Spline IK is a constraint which aligns a chain of bones along a curve. By leveraging the ease and flexibility of achieving aesthetically pleasing shapes offered by curves and the predictability and well integrated control offered by bones, Spline IK is an invaluable tool in the riggers’ toolbox. It is particularly well suited for rigging flexible body parts such as tails, tentacles, and spines, as well as inorganic items such as ropes.
Full description of the settings for the spline IK can be found on the Spline IK page.
The Spline IK Constraint is not strictly an Inverse Kinematics method (i.e. IK Constraint), but rather a Forward Kinematics method (i.e. normal bone posing). However, it still shares some characteristics of the IK Constraint, such as operating on multiple bones, not being usable for Objects, and being evaluated after all other constraints have been evaluated. It should be noted that if a Standard IK chain and a Spline IK chain both affect a bone at the same time the Standard IK chain takes priority. Such setups are best avoided though, since the results may be difficult to control.
To setup Spline IK, it is necessary to have a chain of connected bones and a curve to constrain these bones to:
With the last bone in the chain selected, add a Spline IK Constraint from the Bone Constraints tab in the Properties Editor.
Set the Chain Length setting to the number of bones in the chain (starting from and including the selected bone) that should be influenced by the curve.
Finally, set the Target field to the curve that should control the curve.
Congratulations, the bone chain is now controlled by the curve.
Settings and Controls¶
For the precise list of options, see Spline IK constraint. This section is intended to introduce the workflow.
To control the roll of the Spline IK chain, the standard methods of rotating the bones in the chain along their local Y axes still apply. For example, start at the farthest bone and simply rotate the bones in the chain around their local Y axes to adjust the roll of the chain from that point onward.

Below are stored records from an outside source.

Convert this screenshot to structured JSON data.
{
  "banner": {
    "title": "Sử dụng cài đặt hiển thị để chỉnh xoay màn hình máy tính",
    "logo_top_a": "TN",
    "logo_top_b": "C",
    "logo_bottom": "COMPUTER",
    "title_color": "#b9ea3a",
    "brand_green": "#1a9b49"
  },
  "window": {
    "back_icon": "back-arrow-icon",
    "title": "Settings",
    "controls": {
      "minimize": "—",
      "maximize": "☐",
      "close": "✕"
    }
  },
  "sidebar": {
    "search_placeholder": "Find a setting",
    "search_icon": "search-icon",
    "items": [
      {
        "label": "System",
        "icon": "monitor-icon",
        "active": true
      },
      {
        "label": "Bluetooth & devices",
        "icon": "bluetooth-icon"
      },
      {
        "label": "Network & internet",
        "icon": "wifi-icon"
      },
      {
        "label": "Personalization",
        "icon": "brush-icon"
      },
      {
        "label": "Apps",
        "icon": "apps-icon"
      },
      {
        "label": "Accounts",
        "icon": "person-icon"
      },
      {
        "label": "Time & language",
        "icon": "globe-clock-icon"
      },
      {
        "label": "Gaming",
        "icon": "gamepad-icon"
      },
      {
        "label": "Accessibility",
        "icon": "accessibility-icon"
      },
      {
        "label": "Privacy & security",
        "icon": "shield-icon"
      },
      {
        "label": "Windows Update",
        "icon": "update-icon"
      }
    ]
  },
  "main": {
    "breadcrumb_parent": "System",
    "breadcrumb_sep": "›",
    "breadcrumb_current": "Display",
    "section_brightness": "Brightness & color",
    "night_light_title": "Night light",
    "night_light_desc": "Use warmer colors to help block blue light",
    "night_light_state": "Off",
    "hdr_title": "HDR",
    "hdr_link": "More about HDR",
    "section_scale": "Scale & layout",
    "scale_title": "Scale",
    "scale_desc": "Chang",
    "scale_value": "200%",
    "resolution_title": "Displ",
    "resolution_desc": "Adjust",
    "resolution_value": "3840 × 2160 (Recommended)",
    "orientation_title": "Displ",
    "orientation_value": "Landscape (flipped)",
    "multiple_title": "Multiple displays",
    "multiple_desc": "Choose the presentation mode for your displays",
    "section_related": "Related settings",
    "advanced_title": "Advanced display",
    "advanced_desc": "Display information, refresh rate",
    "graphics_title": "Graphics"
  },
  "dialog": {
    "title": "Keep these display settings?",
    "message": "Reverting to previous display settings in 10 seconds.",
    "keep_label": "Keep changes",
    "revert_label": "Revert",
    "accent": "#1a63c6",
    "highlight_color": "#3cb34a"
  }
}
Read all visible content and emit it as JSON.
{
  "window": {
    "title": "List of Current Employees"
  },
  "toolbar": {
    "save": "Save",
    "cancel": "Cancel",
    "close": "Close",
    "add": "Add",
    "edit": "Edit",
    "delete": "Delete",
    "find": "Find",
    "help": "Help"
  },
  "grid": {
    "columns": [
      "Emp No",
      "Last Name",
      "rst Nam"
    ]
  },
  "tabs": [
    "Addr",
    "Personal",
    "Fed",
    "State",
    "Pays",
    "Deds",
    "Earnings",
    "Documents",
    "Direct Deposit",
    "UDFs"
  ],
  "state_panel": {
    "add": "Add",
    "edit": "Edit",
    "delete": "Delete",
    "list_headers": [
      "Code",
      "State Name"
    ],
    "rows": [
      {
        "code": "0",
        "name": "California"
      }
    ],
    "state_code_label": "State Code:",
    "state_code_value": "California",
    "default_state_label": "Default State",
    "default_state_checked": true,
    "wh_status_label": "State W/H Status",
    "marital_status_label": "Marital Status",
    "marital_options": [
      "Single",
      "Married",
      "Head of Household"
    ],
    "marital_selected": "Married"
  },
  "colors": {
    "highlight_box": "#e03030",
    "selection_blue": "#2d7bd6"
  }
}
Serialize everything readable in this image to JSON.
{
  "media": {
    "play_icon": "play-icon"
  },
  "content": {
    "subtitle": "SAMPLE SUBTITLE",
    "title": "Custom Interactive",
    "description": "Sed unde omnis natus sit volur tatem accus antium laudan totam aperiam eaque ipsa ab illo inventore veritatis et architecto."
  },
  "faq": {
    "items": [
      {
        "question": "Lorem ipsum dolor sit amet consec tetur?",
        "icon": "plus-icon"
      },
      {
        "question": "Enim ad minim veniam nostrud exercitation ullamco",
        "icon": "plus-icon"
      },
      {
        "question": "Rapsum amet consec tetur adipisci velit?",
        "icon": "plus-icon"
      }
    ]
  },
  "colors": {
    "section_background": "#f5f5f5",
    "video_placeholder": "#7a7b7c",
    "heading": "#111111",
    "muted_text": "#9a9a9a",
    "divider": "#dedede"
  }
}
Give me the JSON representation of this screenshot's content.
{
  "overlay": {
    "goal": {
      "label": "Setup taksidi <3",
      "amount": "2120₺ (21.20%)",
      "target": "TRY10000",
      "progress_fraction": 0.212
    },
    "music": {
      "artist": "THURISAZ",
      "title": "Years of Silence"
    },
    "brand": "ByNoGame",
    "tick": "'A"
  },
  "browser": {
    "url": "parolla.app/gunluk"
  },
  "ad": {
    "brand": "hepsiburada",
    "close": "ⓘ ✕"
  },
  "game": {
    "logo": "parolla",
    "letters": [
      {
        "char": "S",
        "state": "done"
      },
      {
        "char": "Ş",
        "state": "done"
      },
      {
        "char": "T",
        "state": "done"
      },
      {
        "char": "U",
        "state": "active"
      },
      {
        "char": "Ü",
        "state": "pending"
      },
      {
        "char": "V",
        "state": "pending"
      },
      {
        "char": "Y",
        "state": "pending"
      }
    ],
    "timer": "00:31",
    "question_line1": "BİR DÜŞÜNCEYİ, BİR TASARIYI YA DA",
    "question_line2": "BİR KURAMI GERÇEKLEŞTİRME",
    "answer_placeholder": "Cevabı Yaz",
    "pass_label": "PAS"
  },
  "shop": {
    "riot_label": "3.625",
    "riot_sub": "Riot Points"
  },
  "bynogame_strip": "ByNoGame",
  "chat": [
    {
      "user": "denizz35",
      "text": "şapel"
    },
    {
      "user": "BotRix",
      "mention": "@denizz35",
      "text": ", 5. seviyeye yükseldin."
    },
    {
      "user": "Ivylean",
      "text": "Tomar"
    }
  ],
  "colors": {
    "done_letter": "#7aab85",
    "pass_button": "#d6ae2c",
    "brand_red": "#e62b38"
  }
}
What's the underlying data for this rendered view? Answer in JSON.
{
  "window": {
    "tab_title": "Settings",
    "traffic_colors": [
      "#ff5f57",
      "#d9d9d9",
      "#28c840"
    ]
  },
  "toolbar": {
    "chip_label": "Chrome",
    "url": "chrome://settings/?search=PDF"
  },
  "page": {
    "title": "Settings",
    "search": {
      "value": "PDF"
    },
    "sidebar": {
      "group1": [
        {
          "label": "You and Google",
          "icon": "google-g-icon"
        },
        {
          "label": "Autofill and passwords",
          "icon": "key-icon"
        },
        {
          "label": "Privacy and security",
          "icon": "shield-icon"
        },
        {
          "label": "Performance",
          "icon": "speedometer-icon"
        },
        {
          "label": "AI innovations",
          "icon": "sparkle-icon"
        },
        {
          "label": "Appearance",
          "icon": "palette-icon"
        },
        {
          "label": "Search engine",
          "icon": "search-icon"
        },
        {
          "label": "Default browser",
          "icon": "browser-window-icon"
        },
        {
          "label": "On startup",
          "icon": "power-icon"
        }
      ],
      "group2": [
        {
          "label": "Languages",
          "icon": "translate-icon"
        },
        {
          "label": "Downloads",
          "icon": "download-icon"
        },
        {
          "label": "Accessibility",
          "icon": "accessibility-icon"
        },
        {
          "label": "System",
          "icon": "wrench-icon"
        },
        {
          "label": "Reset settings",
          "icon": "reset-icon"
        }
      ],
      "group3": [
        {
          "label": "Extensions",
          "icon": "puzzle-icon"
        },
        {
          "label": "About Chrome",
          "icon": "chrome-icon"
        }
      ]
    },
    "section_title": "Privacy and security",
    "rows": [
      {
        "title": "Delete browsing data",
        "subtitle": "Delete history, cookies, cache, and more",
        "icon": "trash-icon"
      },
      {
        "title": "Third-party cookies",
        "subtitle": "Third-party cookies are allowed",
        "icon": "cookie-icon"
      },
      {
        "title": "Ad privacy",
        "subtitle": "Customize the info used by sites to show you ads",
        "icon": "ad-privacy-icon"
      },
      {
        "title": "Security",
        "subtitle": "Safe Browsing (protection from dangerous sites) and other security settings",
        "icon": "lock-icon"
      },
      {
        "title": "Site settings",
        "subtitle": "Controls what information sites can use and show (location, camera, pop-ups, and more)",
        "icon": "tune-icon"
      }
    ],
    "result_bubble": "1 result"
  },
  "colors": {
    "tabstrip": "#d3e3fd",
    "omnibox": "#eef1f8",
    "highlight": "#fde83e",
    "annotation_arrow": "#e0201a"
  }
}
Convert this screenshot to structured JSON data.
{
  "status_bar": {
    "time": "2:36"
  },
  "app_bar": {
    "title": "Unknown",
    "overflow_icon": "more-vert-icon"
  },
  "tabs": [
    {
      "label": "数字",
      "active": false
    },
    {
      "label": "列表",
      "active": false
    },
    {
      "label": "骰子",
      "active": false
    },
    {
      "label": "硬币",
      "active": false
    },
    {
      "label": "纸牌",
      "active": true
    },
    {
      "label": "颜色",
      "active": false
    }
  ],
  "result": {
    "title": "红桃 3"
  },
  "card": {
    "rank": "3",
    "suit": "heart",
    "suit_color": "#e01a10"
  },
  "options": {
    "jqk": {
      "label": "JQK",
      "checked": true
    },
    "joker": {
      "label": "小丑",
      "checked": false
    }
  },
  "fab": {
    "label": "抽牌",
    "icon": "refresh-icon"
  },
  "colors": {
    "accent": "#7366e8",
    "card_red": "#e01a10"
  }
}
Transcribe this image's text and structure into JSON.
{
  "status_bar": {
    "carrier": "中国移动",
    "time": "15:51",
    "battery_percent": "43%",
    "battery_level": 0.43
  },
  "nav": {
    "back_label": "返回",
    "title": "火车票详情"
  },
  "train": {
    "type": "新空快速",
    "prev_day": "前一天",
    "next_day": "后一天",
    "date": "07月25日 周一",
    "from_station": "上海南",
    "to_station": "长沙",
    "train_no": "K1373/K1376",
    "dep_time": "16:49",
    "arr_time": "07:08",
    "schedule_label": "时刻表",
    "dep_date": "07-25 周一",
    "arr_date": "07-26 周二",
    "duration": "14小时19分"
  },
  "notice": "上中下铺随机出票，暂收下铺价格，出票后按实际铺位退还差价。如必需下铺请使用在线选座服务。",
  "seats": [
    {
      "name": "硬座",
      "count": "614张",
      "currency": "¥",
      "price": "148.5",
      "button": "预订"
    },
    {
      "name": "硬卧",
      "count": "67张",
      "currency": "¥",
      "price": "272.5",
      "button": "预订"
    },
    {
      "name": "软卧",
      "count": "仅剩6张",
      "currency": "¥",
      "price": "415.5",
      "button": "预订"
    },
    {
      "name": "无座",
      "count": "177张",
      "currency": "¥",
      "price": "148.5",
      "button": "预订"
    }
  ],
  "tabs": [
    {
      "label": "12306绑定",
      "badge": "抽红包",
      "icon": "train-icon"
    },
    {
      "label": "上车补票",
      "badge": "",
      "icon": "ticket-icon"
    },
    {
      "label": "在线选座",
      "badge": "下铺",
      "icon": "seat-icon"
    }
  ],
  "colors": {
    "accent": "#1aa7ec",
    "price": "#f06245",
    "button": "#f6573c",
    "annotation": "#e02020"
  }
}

Applying Copy Rotation constraints on the bones also works.
The entire bone chain can be made to follow the shape of the curve while still being able to be placed at an arbitrary point in 3D space when the Chain Offset option is enabled. By default, this option is not enabled, and the bones will be made to follow the curve in its untransformed position.
The Y Scale Mode setting can be used to choose the way bones are scaled length-wise. The available options allow stretching the bone chain to fit the curve, using the pre-IK scaling, or doing neither. In addition, the scale of the curve Object affects the result.
The thickness of the bones in the chain is controlled using the constraint’s XZ Scale Mode setting. This setting determines the method used for determining the scaling on the X and Z axes of each bone in the chain.
The available modes are:
This option keeps the X and Z scaling factors as 1.0.
- Volume Preserve
The X and Z scaling factors are taken as the inverse of the Y scaling factor (length of the bone), maintaining the ‘volume’ of the bone.
- Bone Original
This options just uses the X and Z scaling factors the bone would have after being evaluated in the standard way.
In addition to these modes, there is an option, Use Curve Radius. When this option is enabled, the average radius of the radii of the points on the curve where the joints of each bone are placed, are used to derive X and Z scaling factors. This allows the scaling effects, determined using the modes above, to be tweaked as necessary for artistic control.
Tips for Nice Setups¶
For optimal deformations, it is recommended that the bones are roughly the same length, and that they are not too long, to facilitate a better fit to the curve. Also, bones should ideally be created in a way that follows the shape of the curve in its ‘rest pose’ shape, to minimize the problems in areas where the curve has sharp bends which may be especially noticeable when stretching is disabled.
For control of the curve, it is recommended that hooks (in particular, Bone Hooks) are used to control the control points of the curve, with one hook per control point. In general, only a few control points should be needed for the curve (e.g. one for every 3-5 bones offers decent control).
The type of curve used does not really matter, as long as a path can be extracted from it that could also be used by the Follow Path Constraint. This really depends on the level of control required from the hooks.